契約結婚!一発逆転マニュアル♡
確かに社長就任のために仕方なく結婚を考えた。

依舞稀と出会う前までは、とにかく誰でもいいから適当な女を八神に見つけてもらい、結婚するしかないと考えたこともあった。

社長に就任し、時期が来たら離婚してしまえばいい。

今思えば軽薄すぎて虫唾が走るほど、身勝手なことを考えていたのだ。

しかし依舞稀と出会って遥翔の考えは大きく変わった。

依舞稀の素性が気になり、依舞稀のことしか考えなくなり、契約結婚の話を持ち掛けて以来、本気で依舞稀との結婚を望むようになってしまった。

いつの間にか社長就任であるとか契約結婚であるとか、そんなことはどうでもよくなるほどに依舞稀を求めたのだから。

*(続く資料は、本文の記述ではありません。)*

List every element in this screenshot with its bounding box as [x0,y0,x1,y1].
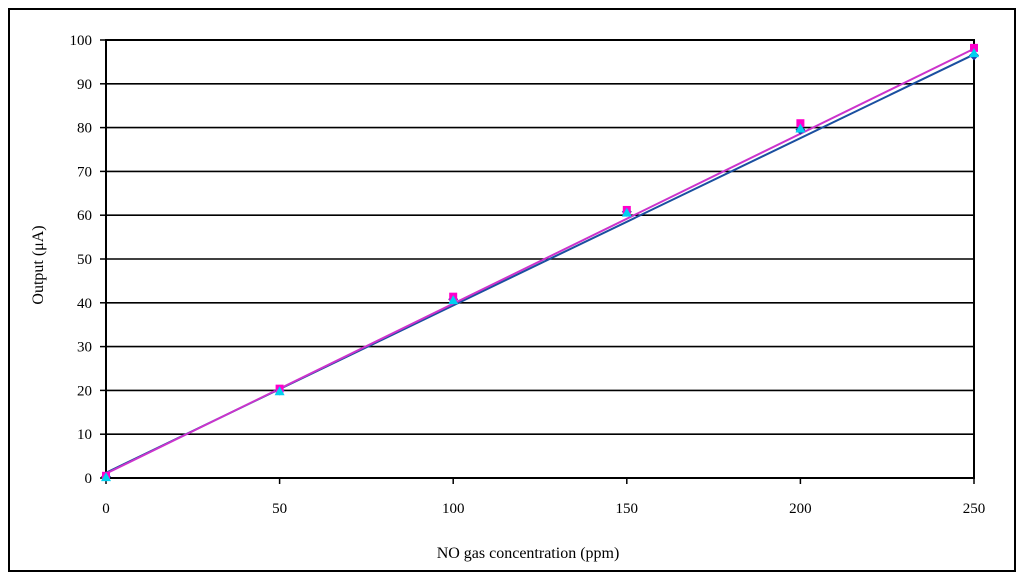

「社長に就任するにあたって、しっかりと身を固め、ホテル業界においてどれだけ人を大切に思うことが必要なのかを知ってもらうために出した条件だった」

まともに人を愛したことがない遥翔が、ホテルの醍醐味である『お客様を幸せにする』という心構えなどわかるはずもない。

そう考えた誠之助は、遥翔に対し無謀ともいえる条件を提示したのだ。

しかし誠之助とて、大切な跡取り息子の妻になる女性が誰でもいいなどと思っていたわけではない。

「遥翔は依舞稀さんとなぜ結婚しようと思ったんだ?」

「なぜって……」

「本当に二人は愛し合って結婚したのか?依舞稀さんには失礼だが、社長就任のために結婚したんじゃないのか?」

誠之助の言葉に、遥翔と依舞稀は言葉を詰まらせてしまった。